Incapaz de notar uma contradição tão substantiva e flagrante, ele demonstra uma sensibilidade doentia para enxergar contradições onde elas não existem:

“As críticas dele ao ateísmo, são incoerentes com os elogios que ele faz a diversos autores, dentre os quais Von Mises.”

Qual a incoerência aí, porca miséria? Quem quer que combata o ateísmo é então obrigado a negar as virtudes mais óbvias de todos os autores ateus e agnósticos? Isso não seria coerência, seria rigidez obsessiva, fanatismo doente. O sr. Fernando Raphael não conhece a diferença entre as duas coisas, e me condena pelo delito de conhecê-la.

Agora vamos ao que interessa.

Meninos como esse Fernando, ou Anselmo, são frutos da mesma educação criminosa que denunciei no meu artigo. Não podem enxergar o problema, porque são partes e sintomas dele.

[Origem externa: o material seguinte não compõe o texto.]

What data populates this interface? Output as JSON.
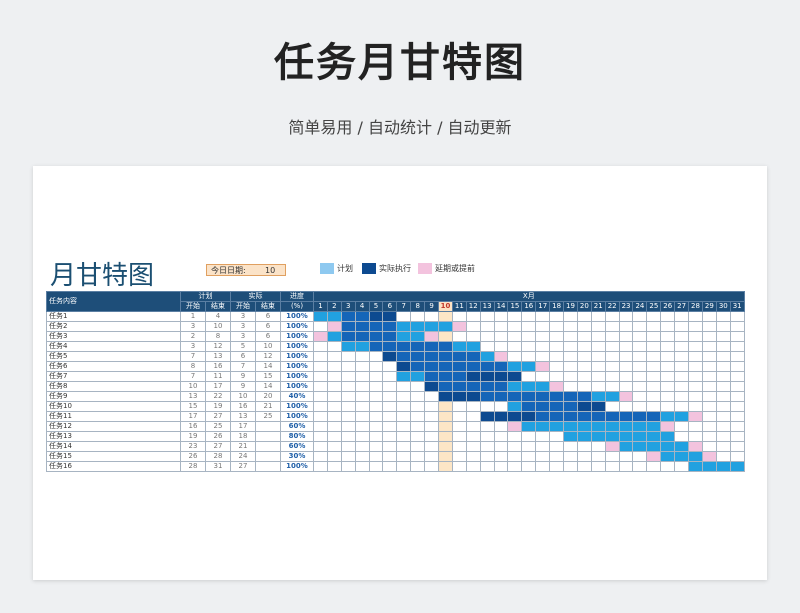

Desde logo, não sabem escrever. Heidrich nunca ouviu falar de regência preposicional, Raphael não consegue colocar as vírgulas no lugar e não sabe sequer o que é uma crase. É ridículo imaginar que, sem o domínio adequado do idioma, alguém pode ter acesso à alta cultura. Um dos sinais mais patentes de incultura é a propensão ou hábito de crer que a boa escrita é apenas um adorno exterior, alheio à qualidade do pensamento. Dante explicava que a gramática é a estrutura material do pensamento expresso. Se você não apreende sequer a estrutura material, como vai orientar-se nas abstrações da lógica, nas sutilezas psicológicas da retórica? A incompreensão dos argumentos que lêem, a incapacidade de discernir os níveis de predicação, de orientar-se na passagem de uma categoria a outra e até de perceber a diferença entre um argumento e uma alusão abreviada são traços que se repetem praticamente a cada linha das mensagens de Raphael e Heidrich.

Que pessoas tão obviamente mal formadas se aventurem a opinar nas grandes questões da cultura superior e ainda se atrevam a fazê-lo num tom de desprezo olímpico que até mesmo eruditos tarimbados evitam adotar exceto em casos extremos, eis aí um grave sinal de alienação, de falta de consciência da verdadeira posição que ocupam na hierarquia das capacitações intelectuais. Essa posição é muito baixa, mas ou eles não sabem disso, ou, sabendo-o e não suportando sabê-lo, buscam compensar essa constatação deprimente mediante a afetação de uma superioridade que não têm. Se fossem os únicos a fazer isso, seriam doentes de histeria. Como esse tipo de fingimento histérico se tornou endêmico na juventude falante, são apenas sinais dos tempos, índices sociológicos de uma época em que tudo se tornou burla, histrionismo, palhaçada.

Um dos sintomas mais claros de fingimento histérico é a necessidade compulsiva de inventar lorotas, na vã esperança de assim reforçar sua posição no debate. O sr. Heidrich inventou a história da casa de Curitiba, o sr. Raphael, além de adulterar o sentido de várias citações que faz, assegura, com ares de certeza, que minhas críticas a Hegel (aliás menções passageiras) foram copiadas de um filósofo inglês, que ele não nomeia e o qual não tenho a menor idéia de quem seja. Não satisfeito com essa performance, inventa um capítulo inteiro da minha biografia imaginária:

“Pra mim, a socialização exercida pela escola é necessária sim… O Olavo de Carvalho, segundo ele mesmo diz, não passou pela escola. Ficou anos em casa, porque sofria de uma doença. Veja o esquisitão no qual ele se tornou.”

Estive doente, sim — do nascimento até os sete anos de idade. Sarei precisamente em tempo de ir para a escola. A doença não me privou de um só dia de aula, de modo que, se me tornei um esquisitão, não foi sem alguma ajuda do establishment escolar.

Por que esses garotos mentem tanto? Como não enxergam o ridículo a que se expõem com essas confissões explícitas de vigarice? Como não percebem que o apelo a tais baixezas desmascara instantaneamente sua pose de superioridade? Que maior prova se poderia exigir de que não se enxergam, de que não têm o mínimo da maturidade intelectual e moral necessária às discussões em que se metem?